When there is a tile to expire, a line like this will appear:
Read and expanded 42700 tiles from list. render: file:///var/cache/renderd/tiles/s2o/18/17/245/244/200/0.meta Read and expanded 42800 tiles from list.
at the end totals will be printed:
Read and expanded 121200 tiles from list. Read and expanded 121300 tiles from list. Waiting for rendering threads to finish Total for all tiles rendered Meta tiles rendered: Rendered 1 tiles in 18.19 seconds (0.05 tiles/s) Total tiles rendered: Rendered 64 tiles in 18.19 seconds (3.52 tiles/s) Total tiles in input: 121357 Total tiles expanded from input: 10766 Total meta tiles deleted: 0 Total meta tiles touched: 0 Total tiles ignored (not on disk): 10765 2022-06-05 16:36:58 [INFO]: Data imported until 2022-06-04 20:21:41+00:00. Backlog remaining: 20:15:17.919969
In the logfile, output will include something like:
Jun 5 16:36:40 ubuntuvm75 renderd: Data is available now on 1 fds Jun 5 16:36:40 ubuntuvm75 renderd: Got incoming connection, fd 5, number 0, total conns 1, total slots 1 Jun 5 16:36:40 ubuntuvm75 renderd: Data is available now on 1 fds Jun 5 16:36:40 ubuntuvm75 renderd: Got incoming request with protocol version 2 Jun 5 16:36:40 ubuntuvm75 renderd: Got command RenderBulk fd(5) xml(s2o), z(18), x(131008), y(87168), mime(image/png), options() Jun 5 16:36:40 ubuntuvm75 renderd: START TILE s2o 18 131008-131015 87168-87175, age 0.04 days Jun 5 16:36:40 ubuntuvm75 renderd: Rendering projected coordinates 18 131008 87168 -> -9783.939621|6710559.587216 -8560.947168|6711782.579668 to a 8 x 8 tile Jun 5 16:36:58 ubuntuvm75 renderd: DONE TILE s2o 18 131008-131015 87168-87175 in 18.046 seconds Jun 5 16:36:58 ubuntuvm75 renderd: Creating and writing a metatile to /var/cache/renderd/tiles/s2o/18/17/245/244/200/0.meta Jun 5 16:36:58 ubuntuvm75 renderd: Sending message Done to 5 Jun 5 16:36:58 ubuntuvm75 renderd: Sending render cmd(3 s2o 18/131008/87168) with protocol version 2 to fd 5 Jun 5 16:36:58 ubuntuvm75 renderd: Data is available now on 1 fds Jun 5 16:36:58 ubuntuvm75 renderd: Failed to read cmd on fd 5 Jun 5 16:36:58 ubuntuvm75 renderd: Connection 0, fd 5 closed, now 0 left, total slots 1
Running every day
The script to perform the update can be added to root’s crontab. First, amend
update_tiles.sh to do some error checking at startup, and to append a summary to a logfile only. You can get a copy of that from here. Again, change “renderaccount” to the name of whatever non-root account you are using here.
Then add to root’s crontab:
04 04 * * * sudo -u _renderd /usr/local/sbin/update_tiles.sh
This example runs once per day at 04:04 every morning. There’s no point in running it more than once per day, since Geofabrik updates are only released daily.

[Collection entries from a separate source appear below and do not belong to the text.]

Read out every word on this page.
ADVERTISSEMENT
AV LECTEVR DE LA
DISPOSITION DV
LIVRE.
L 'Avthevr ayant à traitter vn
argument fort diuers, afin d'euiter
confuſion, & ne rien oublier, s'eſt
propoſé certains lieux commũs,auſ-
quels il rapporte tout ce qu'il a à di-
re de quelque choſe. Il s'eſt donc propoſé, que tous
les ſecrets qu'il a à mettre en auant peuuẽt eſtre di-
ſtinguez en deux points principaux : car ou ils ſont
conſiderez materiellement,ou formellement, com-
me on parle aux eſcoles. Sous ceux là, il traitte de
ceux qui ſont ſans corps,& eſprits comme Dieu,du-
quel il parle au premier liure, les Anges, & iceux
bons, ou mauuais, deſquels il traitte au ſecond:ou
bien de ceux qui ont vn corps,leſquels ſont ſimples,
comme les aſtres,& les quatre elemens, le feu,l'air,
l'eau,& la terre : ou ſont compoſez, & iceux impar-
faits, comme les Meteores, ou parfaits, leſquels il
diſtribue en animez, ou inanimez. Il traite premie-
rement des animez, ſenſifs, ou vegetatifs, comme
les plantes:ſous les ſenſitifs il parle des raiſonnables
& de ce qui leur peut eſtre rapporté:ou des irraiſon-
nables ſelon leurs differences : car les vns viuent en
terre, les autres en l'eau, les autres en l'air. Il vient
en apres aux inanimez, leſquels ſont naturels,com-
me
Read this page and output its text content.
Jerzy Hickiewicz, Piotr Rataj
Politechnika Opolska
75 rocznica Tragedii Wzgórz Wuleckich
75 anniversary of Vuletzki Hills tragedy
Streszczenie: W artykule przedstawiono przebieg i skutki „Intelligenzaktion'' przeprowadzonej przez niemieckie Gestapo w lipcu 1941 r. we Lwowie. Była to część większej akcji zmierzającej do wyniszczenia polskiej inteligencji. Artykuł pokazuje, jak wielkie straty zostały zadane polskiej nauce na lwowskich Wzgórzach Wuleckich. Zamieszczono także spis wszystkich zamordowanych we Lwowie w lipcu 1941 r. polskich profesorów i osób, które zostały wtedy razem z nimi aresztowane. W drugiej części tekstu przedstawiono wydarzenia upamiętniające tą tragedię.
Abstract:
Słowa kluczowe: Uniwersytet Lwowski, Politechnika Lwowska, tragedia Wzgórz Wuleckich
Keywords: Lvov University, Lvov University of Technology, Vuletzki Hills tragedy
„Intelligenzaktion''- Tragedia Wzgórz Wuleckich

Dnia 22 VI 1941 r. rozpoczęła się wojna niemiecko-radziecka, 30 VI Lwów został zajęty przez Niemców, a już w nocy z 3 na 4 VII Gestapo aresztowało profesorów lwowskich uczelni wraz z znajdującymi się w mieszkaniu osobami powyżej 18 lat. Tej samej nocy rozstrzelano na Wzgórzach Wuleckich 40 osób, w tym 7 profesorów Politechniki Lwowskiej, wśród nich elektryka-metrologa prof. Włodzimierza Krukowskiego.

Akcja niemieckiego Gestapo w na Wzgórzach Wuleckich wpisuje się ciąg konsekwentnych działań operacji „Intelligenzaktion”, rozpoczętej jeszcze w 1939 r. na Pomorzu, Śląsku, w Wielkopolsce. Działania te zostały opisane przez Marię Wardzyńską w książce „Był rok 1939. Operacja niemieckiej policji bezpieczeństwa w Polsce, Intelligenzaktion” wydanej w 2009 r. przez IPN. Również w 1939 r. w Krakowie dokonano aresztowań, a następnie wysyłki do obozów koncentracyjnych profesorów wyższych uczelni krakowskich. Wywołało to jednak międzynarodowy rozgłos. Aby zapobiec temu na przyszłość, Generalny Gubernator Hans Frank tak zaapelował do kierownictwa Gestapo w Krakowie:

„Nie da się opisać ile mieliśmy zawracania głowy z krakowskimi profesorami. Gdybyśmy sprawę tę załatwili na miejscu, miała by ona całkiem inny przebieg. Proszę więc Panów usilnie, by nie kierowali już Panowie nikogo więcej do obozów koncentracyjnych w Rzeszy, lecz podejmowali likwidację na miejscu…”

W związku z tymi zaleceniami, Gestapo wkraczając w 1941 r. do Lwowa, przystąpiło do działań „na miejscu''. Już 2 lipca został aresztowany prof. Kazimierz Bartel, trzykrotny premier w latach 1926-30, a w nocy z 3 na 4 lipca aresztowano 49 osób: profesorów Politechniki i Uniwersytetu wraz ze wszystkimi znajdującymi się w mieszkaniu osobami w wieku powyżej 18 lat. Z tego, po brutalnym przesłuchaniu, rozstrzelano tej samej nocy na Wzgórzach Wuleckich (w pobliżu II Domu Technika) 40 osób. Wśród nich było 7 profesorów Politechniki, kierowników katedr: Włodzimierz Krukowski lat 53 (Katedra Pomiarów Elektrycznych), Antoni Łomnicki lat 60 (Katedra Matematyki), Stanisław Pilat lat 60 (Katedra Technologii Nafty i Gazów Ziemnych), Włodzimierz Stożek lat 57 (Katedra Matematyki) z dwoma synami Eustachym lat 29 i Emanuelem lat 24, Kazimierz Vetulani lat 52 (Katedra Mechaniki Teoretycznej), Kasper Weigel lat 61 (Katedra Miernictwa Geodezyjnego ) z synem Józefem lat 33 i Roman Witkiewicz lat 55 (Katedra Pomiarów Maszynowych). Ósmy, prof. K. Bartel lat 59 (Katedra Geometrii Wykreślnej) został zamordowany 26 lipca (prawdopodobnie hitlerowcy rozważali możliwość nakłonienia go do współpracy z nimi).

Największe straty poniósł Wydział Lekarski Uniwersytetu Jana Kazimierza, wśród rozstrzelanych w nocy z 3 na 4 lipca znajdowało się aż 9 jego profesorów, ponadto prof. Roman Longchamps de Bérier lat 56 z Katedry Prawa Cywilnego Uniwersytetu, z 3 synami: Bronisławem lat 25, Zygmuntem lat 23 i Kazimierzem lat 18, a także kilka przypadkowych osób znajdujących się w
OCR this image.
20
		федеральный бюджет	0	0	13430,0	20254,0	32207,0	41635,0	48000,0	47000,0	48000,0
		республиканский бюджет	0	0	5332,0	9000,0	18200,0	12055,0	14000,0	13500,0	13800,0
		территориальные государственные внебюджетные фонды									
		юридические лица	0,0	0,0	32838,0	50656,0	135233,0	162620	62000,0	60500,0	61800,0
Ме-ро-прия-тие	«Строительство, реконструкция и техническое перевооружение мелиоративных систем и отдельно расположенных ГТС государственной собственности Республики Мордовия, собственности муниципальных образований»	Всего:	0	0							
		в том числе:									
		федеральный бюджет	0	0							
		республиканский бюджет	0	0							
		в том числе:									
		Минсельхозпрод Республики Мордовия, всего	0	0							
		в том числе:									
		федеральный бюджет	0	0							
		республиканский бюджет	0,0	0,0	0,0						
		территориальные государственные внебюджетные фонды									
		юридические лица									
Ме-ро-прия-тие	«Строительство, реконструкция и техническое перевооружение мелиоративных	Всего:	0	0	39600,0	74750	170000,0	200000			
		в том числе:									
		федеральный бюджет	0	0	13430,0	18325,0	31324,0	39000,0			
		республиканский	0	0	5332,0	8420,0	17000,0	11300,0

Using minutely updates from openstreetmap.org
Updates are also available from openstreetmap.org. These are for anything anywhere in the world, and will therefore be larger than a set of updates for the same time period for a region from e.g. Geofabrik. To set this up
sudo -u _renderd osm2pgsql-replication init -d gis --server https://planet.openstreetmap.org/replication/minute
that will return something like
2022-06-05 20:49:21 [INFO]: Initialised updates for service 'https://planet.openstreetmap.org/replication/minute'. 2022-06-05 20:49:21 [INFO]: Starting at sequence 5088118 (2022-06-04 17:11:02+00:00).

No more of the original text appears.